Adapun kaifiyyat-nya, maka ada
dua, yaitu:
1.
Ia shalat witir
sebagaimana sifat shalat witir yang ia kerjakan di waktu malam, berdasarkan dhahir
hadits : ‘Barangsiapa yang
tertidur dari shalat witirnya atau lupa mengerjakannya, hendaknya ia
mengerjakan shalat tersebut ketika ia mengingatnya’.
2.
Ia shalat di waktu siang sebanyak 12 raka’at, berdasarkan
hadits : ‘Apabila beliau dikuasai oleh tidur atau sakit terhadap
(pelaksanaan) shalat malam, maka beliau shalat di waktu siangnya sebanyak dua
belas rakaat’.
[lihat : Bughyatul-Mutathawwi’ oleh
Muhammad bin ‘Umar Bazmuul, hal. 74].
Itu saja secara ringkas yang dapat
dituliskan, semoga ada manfaatnya.
Wallaahu a’lam.
[abul-jauzaa’ – perumahan ciomas permai –
14072014 – 01:00].
Artikel suplemen :
[1] Diantara riwayat dari kalangan salaf yang
dapat dibawakan dalam hal ini diantaranya:
حَدَّثَنَا إِسْحَاقُ، عَنْ عَبْدِ الرَّزَّاقِ،
عَنْ مَعْمَرٍ، عَنْ عَبْدِ الْكَرِيمِ الْجَزَرِيِّ، عَنْ عَطَاءٍ، أَنَّ ابْنَ عَبَّاسٍ
أَوْتَرَ بَعْدَ طُلُوعِ الْفَجْرِ
Telah
menceritakan kepada kami Ishaaq, dari ‘Abdurrazzaaq, dari Ma’mar, dari ‘Abdul-Kariim
Al-Jazriy, dari ‘Athaa’ : Bahwasannya Ibnu ‘Abbaas melakukan shalat witir
setelah terbitnya fajar [Diriwayatkan oleh Ibnul-Mundzir dalam Al-Ausath
no. 2677; sanadnya hasan].
حَدَّثَنَا مُحَمَّدُ بْنُ أَبِي عَدِيٍّ، عَنِ ابْنِ
عَوْنٍ، عَنْ مُحَمَّدٍ، قَالَ: " قُلْتُ لَهُ: الرَّجُلُ يَنَامُ، فَيُصْبِحُ،
فَيُوتِرُ بَعْدَمَا يُصْبِحُ بِرَكْعَةٍ، قَالَ: لَا أَعْلَمُ بِهِ بَأْسًا
"
Telah
menceritakan kepada kami Muhammad bin Abi ‘Adiy, dari Ibnu ‘Aun, dari Muhammad
(bin Siiriin); Ibnu ‘Aun berkata : Aku berkata kepadanya (Ibnu Siiriin) : “Seseorang
yang tidur hingga datang waktu Shubuh. Lalu ia shalat witir satu raka’at setelah
Shubuh”. Ia menjawab : “Tidak mengapa dengannya” [Diriwayatkan oleh Ibnu Abi
Syaibah 2/290 (4/484) no. 6864; sanadnya shahih].

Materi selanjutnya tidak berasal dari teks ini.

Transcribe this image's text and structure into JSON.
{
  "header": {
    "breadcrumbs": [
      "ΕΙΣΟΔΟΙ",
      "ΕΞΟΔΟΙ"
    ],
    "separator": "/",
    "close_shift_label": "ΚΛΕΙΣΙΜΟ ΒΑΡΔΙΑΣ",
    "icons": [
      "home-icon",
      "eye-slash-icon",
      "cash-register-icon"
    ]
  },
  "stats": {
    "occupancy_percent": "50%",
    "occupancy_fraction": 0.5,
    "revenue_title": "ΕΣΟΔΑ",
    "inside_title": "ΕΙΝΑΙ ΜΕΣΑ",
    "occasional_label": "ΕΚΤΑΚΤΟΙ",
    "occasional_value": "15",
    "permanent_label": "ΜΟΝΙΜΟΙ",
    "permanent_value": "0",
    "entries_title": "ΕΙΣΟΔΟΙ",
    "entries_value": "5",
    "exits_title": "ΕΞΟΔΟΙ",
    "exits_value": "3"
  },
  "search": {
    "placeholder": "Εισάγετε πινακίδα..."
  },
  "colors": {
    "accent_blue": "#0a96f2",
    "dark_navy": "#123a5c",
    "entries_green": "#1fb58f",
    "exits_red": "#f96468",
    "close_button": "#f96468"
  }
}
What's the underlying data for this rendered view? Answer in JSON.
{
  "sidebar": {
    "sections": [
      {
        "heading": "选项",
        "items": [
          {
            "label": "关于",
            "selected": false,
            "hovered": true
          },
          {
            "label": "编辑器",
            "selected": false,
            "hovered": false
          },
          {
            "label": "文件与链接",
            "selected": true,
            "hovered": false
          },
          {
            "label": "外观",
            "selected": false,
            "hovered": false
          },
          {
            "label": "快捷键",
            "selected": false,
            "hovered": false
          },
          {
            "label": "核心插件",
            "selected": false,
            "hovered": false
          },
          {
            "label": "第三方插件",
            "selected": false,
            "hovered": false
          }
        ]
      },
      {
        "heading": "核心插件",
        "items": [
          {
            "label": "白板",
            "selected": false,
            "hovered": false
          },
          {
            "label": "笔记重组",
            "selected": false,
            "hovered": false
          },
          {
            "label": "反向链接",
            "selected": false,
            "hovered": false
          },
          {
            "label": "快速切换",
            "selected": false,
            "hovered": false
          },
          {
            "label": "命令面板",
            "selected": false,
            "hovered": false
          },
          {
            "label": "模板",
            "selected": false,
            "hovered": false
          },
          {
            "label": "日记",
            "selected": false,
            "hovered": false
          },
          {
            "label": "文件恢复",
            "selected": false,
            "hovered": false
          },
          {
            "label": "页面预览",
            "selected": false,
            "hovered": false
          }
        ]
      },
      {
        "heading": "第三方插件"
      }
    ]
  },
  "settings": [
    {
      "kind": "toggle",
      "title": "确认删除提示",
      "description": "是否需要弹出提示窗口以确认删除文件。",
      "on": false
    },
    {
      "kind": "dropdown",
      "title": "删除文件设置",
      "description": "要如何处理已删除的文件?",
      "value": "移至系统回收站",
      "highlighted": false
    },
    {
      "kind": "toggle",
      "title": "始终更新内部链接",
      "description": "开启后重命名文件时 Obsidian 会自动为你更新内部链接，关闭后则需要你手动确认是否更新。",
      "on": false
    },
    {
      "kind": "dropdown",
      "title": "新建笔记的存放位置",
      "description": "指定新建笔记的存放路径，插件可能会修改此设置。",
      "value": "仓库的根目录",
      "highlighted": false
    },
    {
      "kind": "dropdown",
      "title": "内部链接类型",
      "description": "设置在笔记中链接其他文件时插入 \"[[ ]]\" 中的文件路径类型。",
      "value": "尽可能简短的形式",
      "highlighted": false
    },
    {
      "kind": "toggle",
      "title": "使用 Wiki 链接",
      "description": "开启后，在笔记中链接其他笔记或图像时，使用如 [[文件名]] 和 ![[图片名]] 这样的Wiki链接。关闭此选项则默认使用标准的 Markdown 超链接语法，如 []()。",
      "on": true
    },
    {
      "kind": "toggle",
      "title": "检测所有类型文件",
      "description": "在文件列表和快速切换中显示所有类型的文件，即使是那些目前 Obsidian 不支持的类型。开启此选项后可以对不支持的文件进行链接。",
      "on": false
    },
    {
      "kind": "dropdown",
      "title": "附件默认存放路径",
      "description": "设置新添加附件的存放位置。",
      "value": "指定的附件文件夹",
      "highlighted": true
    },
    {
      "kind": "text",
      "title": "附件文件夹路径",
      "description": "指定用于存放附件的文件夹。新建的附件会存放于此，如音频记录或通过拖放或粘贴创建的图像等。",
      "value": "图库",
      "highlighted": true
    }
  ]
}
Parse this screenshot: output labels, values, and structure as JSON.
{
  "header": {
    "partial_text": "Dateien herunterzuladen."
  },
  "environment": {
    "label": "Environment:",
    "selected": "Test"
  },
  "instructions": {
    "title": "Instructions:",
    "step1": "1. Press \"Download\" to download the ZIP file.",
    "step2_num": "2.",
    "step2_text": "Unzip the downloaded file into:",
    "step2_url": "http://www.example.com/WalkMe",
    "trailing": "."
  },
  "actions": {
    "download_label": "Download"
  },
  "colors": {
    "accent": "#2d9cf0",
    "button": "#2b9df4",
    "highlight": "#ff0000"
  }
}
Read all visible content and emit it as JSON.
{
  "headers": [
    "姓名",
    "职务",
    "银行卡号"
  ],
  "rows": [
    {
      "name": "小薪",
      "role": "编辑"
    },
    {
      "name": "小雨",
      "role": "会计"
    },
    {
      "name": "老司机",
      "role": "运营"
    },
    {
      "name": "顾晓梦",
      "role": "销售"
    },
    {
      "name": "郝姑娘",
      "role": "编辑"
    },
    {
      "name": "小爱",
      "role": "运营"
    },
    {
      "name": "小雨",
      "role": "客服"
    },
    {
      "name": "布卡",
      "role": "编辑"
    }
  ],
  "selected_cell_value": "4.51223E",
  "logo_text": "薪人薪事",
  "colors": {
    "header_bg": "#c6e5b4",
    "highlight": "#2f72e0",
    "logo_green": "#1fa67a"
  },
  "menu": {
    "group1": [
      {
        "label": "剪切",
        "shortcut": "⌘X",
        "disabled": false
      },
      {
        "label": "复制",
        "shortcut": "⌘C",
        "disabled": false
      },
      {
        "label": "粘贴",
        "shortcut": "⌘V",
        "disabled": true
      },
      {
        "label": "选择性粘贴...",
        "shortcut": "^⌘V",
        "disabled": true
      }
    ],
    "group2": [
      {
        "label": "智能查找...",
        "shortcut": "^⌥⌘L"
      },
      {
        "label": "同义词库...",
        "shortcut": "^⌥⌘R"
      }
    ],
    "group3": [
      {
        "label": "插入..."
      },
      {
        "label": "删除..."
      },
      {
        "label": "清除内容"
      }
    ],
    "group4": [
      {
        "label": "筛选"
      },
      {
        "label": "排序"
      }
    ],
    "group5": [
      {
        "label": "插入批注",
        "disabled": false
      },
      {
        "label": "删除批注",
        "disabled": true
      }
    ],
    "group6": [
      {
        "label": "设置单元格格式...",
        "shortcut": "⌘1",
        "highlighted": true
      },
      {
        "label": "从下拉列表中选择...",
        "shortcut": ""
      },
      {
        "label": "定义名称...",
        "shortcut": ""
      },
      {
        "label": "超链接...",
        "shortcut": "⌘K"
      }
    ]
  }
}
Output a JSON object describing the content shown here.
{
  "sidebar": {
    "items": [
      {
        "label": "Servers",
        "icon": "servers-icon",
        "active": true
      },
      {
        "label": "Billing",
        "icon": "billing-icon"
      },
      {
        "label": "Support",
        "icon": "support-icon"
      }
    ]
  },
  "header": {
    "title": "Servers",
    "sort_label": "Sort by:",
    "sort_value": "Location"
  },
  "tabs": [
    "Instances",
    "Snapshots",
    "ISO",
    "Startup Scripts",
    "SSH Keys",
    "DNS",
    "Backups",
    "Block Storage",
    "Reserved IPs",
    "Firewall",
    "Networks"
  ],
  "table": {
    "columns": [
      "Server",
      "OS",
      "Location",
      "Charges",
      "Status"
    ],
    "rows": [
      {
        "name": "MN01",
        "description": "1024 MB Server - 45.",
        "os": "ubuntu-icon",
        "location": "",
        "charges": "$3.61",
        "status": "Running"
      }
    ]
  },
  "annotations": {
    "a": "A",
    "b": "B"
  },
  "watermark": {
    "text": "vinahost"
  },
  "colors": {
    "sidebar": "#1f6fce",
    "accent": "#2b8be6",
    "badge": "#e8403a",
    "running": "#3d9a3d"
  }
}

حَدَّثَنَا غُنْدَرٌ، عَنْ شُعْبَةَ، قَالَ: سَأَلْتُ
حَمَّادًا عَنْ رَجُلٍ لَمْ يُوتِرْ حَتَّى طَلَعَتِ الشَّمْسُ، فَقَالَ: " أَحَبُّ
إِلَيّ أَنْ يُوتِرَ "
Telah
menceritakan Ghundar, dari Syu’bah, ia berkata : Aku bertanya kepada Hammaad
tentang seseorang yang belum melakukan shalat witir hingga terbit matahari. Ia berkata
: “Aku suka jika ia melakukan shalat witir” [idem, 2/291 (4/484) no.
6865; sanadnya shahih].
عَنْ عَبْدِ الرَّحْمَنِ بْنِ الْقَاسِمِ، أَنَّهُ
قَالَ: سَمِعْتُ عَبْدَ اللَّهِ بْنَ عَامِرِ بْنِ رَبِيعَةَ يَقُولُ: " إِنِّي
لَأُوتِرُ وَأَنَا أَسْمَعُ الْإِقَامَةَ أَوْ بَعْدَ الْفَجْرِ " يَشُكُّ عَبْدُ
الرَّحْمَنِ أَيَّ ذَلِكَ قَالَ
Dari
‘Abdurrahmaan bin Al-Qaasim, ia berkata : Aku mendengar ‘Abdullah bin ‘Aamir
bin Rabii’ah berkata : “Sesungguhnya aku melakukan shalat witir sedangkan aku
mendengar iqamat - atau setelah waktu Shubuh - ”. ‘Abdurrahmaan mengalami
keraguan tentang mana yang dikatakan oleh ‘Abdullah. [Diriwayatkan oleh Maalik 1/509
no. 304; dishahihkan oleh Saliim Al-Hilaaliy dalam takhrij-nya atas Al-Muwaththa’].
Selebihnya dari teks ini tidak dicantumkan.